Oil prices that have broken the $140-per-barrel barrier have helped drive investment in new energy technologies, the report says. But just as important are the regulations that major countries are increasingly using to promote alternative energy.
In Europe, for example, countries have used a range of policies, including feed-in tariffs, tax incentives and tradable permits. In the United States, the report says, state renewable portfolio standards and regional emissions trading blocs have pushed investment in greener technologies.

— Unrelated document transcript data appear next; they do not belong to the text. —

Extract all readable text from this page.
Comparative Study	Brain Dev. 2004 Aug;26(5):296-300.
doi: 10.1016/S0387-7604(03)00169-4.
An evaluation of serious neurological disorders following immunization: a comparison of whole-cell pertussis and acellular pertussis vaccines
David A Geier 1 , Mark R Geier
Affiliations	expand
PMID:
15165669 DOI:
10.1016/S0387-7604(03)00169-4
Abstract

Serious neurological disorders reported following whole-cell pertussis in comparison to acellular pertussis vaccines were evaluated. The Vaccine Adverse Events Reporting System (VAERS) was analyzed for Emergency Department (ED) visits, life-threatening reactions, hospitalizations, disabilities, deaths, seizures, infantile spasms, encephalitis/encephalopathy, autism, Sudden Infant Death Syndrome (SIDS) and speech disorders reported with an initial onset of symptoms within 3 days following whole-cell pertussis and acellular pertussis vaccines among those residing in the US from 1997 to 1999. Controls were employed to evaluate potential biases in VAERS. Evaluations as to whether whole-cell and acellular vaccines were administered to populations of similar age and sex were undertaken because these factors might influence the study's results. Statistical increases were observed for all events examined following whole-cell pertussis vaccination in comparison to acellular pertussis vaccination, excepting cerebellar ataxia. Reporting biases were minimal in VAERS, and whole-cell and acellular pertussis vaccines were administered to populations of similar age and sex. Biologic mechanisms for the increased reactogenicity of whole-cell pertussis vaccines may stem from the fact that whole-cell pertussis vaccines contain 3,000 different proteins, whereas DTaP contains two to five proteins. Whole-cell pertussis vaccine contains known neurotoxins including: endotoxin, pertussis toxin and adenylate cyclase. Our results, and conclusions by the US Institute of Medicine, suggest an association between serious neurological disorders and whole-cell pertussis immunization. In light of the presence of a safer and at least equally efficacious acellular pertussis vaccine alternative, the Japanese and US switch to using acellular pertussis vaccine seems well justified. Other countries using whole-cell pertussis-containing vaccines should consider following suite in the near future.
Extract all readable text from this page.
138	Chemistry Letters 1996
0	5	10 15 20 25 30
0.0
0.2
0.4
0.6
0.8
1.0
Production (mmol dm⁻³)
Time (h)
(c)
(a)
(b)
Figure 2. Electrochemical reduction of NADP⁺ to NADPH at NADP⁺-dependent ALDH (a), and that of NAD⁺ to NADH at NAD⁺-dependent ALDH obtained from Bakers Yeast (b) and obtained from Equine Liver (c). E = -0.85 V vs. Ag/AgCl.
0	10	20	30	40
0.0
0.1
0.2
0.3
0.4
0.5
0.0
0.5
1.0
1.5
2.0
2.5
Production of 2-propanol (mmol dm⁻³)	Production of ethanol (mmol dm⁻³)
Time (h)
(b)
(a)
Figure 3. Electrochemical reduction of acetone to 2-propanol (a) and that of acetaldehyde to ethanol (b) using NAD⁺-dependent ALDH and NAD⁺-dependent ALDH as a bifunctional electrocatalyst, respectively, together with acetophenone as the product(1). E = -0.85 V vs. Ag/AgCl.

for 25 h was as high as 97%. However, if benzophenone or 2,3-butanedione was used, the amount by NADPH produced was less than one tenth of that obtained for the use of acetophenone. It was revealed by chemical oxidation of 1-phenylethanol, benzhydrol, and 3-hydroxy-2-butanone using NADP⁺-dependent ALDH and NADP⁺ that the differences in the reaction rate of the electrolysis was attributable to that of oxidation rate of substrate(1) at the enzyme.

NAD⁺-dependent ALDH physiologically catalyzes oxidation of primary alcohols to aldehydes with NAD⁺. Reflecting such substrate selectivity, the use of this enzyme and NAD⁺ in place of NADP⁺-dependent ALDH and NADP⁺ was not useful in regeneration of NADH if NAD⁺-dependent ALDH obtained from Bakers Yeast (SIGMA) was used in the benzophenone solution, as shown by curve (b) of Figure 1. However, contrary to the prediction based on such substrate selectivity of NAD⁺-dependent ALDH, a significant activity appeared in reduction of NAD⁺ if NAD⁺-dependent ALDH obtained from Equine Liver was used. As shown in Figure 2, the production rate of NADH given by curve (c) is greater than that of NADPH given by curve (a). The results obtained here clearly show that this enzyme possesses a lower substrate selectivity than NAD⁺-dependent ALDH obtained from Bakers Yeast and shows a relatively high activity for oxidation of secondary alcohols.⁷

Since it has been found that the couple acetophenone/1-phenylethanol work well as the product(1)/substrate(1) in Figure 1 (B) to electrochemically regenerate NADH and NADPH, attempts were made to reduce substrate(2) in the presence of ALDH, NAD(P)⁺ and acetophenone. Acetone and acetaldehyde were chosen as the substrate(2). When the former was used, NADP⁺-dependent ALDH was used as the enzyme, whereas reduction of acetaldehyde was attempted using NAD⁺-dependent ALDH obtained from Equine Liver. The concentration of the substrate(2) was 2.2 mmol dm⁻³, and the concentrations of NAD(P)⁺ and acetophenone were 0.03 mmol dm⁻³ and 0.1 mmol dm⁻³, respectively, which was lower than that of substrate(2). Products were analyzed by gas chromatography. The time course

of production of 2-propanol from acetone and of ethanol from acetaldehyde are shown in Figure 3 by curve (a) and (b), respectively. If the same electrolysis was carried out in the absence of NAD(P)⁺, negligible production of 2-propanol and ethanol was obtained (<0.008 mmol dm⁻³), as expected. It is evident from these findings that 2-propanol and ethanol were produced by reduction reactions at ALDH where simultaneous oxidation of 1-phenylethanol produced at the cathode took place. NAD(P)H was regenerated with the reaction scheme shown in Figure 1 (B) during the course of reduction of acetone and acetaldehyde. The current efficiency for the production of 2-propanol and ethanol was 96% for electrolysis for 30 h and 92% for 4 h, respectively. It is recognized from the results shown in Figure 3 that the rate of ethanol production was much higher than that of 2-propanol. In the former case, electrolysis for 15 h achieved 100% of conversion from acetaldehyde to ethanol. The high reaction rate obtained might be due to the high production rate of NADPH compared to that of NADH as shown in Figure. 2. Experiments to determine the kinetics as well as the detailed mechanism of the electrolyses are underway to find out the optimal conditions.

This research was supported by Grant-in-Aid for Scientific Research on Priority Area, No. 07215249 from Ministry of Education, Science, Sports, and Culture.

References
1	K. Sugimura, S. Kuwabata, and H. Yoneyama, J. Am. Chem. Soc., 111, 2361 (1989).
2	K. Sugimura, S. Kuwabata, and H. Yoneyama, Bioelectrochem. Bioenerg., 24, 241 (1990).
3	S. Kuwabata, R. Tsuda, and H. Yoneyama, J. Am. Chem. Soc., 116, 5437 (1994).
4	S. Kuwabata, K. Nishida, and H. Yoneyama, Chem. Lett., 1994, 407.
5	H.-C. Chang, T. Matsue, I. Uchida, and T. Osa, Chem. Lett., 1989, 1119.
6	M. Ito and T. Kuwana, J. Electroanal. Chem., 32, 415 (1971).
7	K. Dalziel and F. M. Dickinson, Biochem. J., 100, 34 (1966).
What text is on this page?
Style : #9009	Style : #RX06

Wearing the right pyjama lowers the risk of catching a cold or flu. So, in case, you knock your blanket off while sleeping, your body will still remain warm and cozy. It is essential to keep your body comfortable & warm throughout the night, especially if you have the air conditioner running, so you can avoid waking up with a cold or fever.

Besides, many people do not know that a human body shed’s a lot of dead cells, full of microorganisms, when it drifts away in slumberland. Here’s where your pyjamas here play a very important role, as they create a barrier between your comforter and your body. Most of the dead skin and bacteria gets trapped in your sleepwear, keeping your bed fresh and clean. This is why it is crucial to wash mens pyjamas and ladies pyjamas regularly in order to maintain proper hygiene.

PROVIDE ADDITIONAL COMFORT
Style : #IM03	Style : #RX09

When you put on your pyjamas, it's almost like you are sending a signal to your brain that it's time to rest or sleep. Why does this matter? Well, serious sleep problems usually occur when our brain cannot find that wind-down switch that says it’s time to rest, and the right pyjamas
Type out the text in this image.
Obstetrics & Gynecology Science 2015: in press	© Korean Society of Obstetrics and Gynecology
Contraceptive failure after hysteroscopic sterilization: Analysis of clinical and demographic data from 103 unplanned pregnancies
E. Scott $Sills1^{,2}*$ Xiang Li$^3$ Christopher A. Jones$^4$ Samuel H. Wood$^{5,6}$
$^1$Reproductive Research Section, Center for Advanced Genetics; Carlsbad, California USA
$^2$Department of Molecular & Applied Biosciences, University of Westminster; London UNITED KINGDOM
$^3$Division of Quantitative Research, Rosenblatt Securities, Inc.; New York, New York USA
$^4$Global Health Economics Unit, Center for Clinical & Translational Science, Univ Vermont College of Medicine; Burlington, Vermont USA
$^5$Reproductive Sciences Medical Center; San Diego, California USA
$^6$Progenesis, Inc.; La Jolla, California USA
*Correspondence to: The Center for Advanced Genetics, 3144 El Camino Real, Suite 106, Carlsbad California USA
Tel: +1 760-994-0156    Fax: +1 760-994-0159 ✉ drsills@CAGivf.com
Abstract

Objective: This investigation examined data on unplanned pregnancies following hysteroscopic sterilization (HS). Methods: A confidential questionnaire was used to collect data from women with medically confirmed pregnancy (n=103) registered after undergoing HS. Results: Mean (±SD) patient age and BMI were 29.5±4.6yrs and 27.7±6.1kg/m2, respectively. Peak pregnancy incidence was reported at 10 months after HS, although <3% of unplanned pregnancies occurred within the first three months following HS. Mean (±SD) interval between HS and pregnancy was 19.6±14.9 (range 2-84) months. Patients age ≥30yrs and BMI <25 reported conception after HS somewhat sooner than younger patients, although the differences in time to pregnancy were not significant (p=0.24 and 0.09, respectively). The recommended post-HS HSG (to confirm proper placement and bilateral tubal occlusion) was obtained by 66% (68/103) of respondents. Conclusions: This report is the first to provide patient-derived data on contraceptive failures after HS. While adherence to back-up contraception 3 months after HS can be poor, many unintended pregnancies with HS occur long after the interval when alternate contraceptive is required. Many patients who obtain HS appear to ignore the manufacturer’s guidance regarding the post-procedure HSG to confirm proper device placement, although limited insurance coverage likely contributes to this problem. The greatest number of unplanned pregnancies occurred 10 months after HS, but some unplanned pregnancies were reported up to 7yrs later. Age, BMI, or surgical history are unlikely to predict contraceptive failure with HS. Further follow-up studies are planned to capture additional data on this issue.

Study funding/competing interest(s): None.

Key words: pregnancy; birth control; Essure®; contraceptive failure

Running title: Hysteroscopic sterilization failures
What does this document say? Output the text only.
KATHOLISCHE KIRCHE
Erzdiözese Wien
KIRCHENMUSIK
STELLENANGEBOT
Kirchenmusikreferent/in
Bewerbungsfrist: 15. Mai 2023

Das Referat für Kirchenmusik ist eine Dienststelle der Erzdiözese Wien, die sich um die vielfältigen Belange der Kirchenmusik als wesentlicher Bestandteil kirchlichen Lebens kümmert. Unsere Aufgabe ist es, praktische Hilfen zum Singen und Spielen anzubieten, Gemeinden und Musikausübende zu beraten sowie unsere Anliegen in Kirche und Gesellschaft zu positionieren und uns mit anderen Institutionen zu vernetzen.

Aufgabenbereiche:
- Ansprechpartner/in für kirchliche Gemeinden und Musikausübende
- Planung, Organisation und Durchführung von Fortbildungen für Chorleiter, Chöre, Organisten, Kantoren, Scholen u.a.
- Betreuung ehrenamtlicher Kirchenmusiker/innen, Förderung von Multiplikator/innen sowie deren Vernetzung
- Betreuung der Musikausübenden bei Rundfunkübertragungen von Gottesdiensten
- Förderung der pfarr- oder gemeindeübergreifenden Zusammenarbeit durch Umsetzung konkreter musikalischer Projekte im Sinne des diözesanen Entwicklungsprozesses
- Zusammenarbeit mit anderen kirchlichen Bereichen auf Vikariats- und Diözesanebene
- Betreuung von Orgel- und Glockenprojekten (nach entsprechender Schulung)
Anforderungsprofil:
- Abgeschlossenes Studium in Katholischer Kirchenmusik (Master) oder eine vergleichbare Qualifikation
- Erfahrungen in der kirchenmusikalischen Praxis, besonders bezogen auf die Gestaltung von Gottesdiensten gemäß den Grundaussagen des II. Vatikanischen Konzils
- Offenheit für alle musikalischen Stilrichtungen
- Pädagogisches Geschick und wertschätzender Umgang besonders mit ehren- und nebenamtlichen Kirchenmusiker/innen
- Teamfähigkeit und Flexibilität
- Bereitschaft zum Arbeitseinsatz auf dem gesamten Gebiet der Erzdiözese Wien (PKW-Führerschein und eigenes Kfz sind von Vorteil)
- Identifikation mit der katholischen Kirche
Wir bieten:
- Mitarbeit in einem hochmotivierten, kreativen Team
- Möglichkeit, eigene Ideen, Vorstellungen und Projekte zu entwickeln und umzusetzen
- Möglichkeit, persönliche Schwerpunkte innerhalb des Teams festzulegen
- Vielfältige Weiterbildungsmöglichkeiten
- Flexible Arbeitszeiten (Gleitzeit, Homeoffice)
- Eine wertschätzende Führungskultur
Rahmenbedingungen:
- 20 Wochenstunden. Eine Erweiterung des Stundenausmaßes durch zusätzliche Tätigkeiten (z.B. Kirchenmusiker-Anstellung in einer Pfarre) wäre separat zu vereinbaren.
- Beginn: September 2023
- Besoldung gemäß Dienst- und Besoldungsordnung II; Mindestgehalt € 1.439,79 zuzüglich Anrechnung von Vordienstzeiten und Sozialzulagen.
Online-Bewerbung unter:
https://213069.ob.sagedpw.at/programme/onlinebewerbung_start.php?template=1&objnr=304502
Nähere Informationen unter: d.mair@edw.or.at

Wind and solar are king among the world’s clean technologies: Of the top 10 cleantech initial public offerings worldwide in the last year, seven companies were focused on wind and solar. The report projects that the world market for renewable energy, largely paced by these two technologies, will more than triple from $77 billion in 2007 to $254 billion in 2017.
In three of the world’s major markets — the United States, Europe and China — solar leads the way in attracting investment. But after solar, each country has a very different profile for cleantech dollars. While the United States and Europe have invested in the full range of technologies, from biofuels to consumer products, China’s cleantech companies have focused on fewer technologies, emphasizing materials and agriculture.
Stock markets are tumbling worldwide, but cleantech may offer a promising alternative. The report says cleantech stocks outperform major stock indexes in both the United States and Europe. The WilderHill New Energy Global Innovation Index, which includes domestic and foreign cleantech firms, has outperformed the S&P 500 and Russell 3000 indexes since 2006.